Use your private key when prompted (keep it safe). -
Group Messaging & Marketplace
Requires admin verification. Emailnikhil22322@iiitd.ac.into get verified. -
Manage Profile
Change password, update profile picture and bio, view blocked users. -
Marketplace
Browse or create product listings, add items to cart, and place orders.
| Feature | Description |
|---|---|
| OTP Verification | Secured with virtual keyboard against keylogging |
| PKI | Used for OTP signing and user verification |
| Session Protection | Middleware-secured access; session cookie security enforced |
| Secure Deployment | TLS, HSTS, security headers via Nginx |
| Admin Moderation | Live handling of abuse reports and account bans |
| Secure Logging | Tamper-resistant logs for audits and moderation |
- OS: Ubuntu (VM)
- Web Server: Nginx (with HTTPS, rate limiting, and headers)
- App Server: Gunicorn with systemd service
- Database: MySQL
- Framework: Django
Nginx served static/media files and reverse-proxied requests to Gunicorn.
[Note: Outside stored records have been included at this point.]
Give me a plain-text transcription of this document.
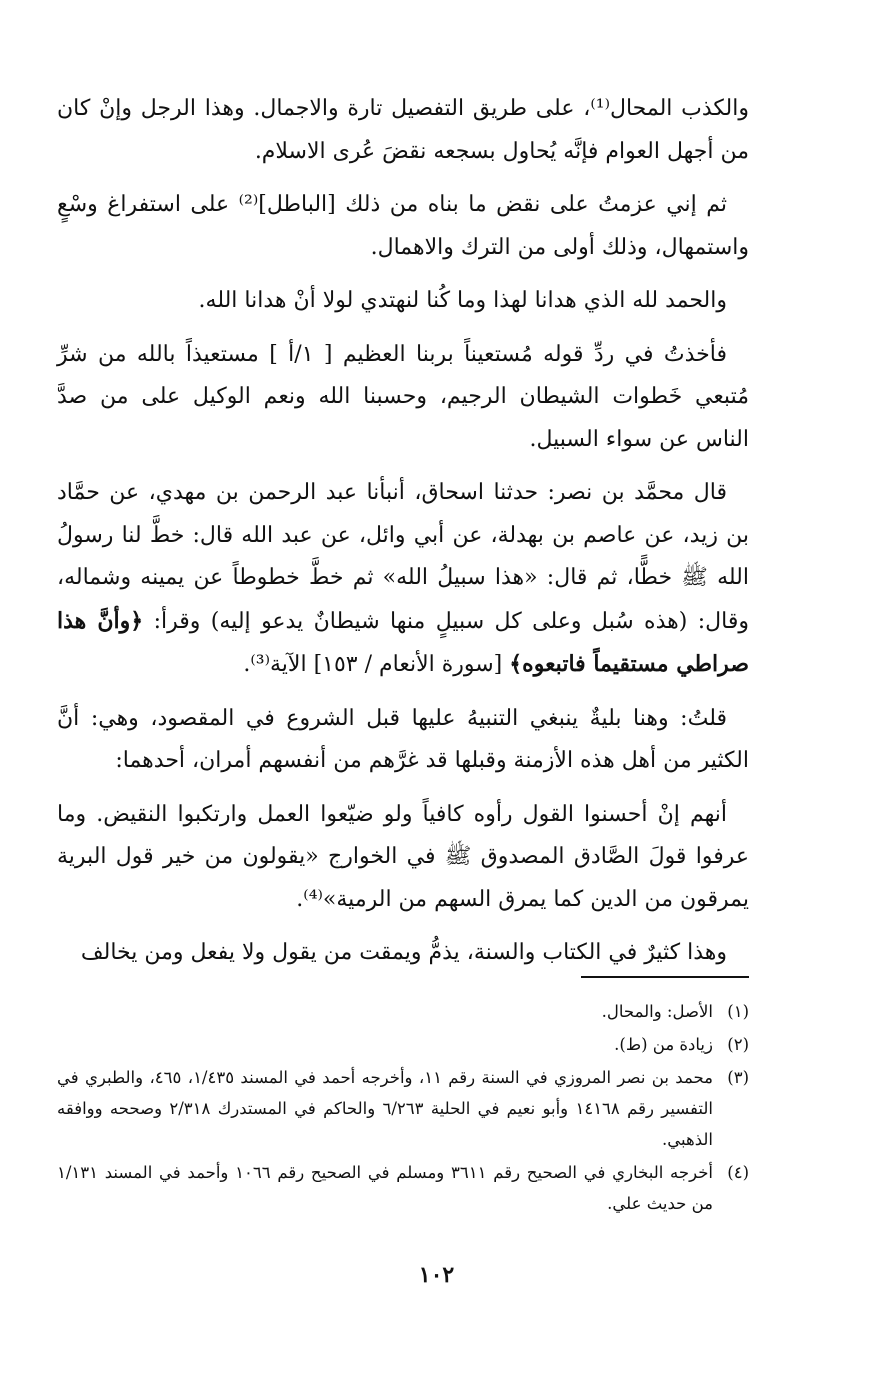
والكذب المحال⁽¹⁾، على طريق التفصيل تارة والاجمال. وهذا الرجل وإنْ كان من أجهل العوام فإنَّه يُحاول بسجعه نقضَ عُرى الاسلام.

ثم إني عزمتُ على نقض ما بناه من ذلك [الباطل]⁽²⁾ على استفراغ وسْعٍ واستمهال، وذلك أولى من الترك والاهمال.

والحمد لله الذي هدانا لهذا وما كُنا لنهتدي لولا أنْ هدانا الله.

فأخذتُ في ردِّ قوله مُستعيناً بربنا العظيم [ ١/أ ] مستعيذاً بالله من شرِّ مُتبعي خَطوات الشيطان الرجيم، وحسبنا الله ونعم الوكيل على من صدَّ الناس عن سواء السبيل.

قال محمَّد بن نصر: حدثنا اسحاق، أنبأنا عبد الرحمن بن مهدي، عن حمَّاد بن زيد، عن عاصم بن بهدلة، عن أبي وائل، عن عبد الله قال: خطَّ لنا رسولُ الله ﷺ خطًّا، ثم قال: «هذا سبيلُ الله» ثم خطَّ خطوطاً عن يمينه وشماله، وقال: (هذه سُبل وعلى كل سبيلٍ منها شيطانٌ يدعو إليه) وقرأ: ﴿وأنَّ هذا صراطي مستقيماً فاتبعوه﴾ [سورة الأنعام / ١٥٣] الآية⁽³⁾.

قلتُ: وهنا بليةٌ ينبغي التنبيهُ عليها قبل الشروع في المقصود، وهي: أنَّ الكثير من أهل هذه الأزمنة وقبلها قد غرَّهم من أنفسهم أمران، أحدهما:

أنهم إنْ أحسنوا القول رأوه كافياً ولو ضيّعوا العمل وارتكبوا النقيض. وما عرفوا قولَ الصَّادق المصدوق ﷺ في الخوارج «يقولون من خير قول البرية يمرقون من الدين كما يمرق السهم من الرمية»⁽⁴⁾.

وهذا كثيرٌ في الكتاب والسنة، يذمُّ ويمقت من يقول ولا يفعل ومن يخالف

(١)
الأصل: والمحال.
(٢)
زيادة من (ط).
(٣)
محمد بن نصر المروزي في السنة رقم ١١، وأخرجه أحمد في المسند ١/٤٣٥، ٤٦٥، والطبري في التفسير رقم ١٤١٦٨ وأبو نعيم في الحلية ٦/٢٦٣ والحاكم في المستدرك ٢/٣١٨ وصححه ووافقه الذهبي.
(٤)
أخرجه البخاري في الصحيح رقم ٣٦١١ ومسلم في الصحيح رقم ١٠٦٦ وأحمد في المسند ١/١٣١ من حديث علي.
١٠٢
TLS certificates were generated and deployed for secure HTTPS access.
- Nikhil Kumar – OTP system, deployment, session security, admin verification
- Aditya Kumar Sinha – Messaging system, audit logging, profile management
- Dhruv – Marketplace module, search, friend system
- Pandillapelly Harshvardhini – Admin dashboard, stored XSS defense, middleware
For any technical support, reach out to:
This project demonstrates a practical and secure social platform — deployed on a live server and hardened against attacks in a testbed environment. It integrates security by design into all its features — from OTP login to encrypted communication and admin-level moderation.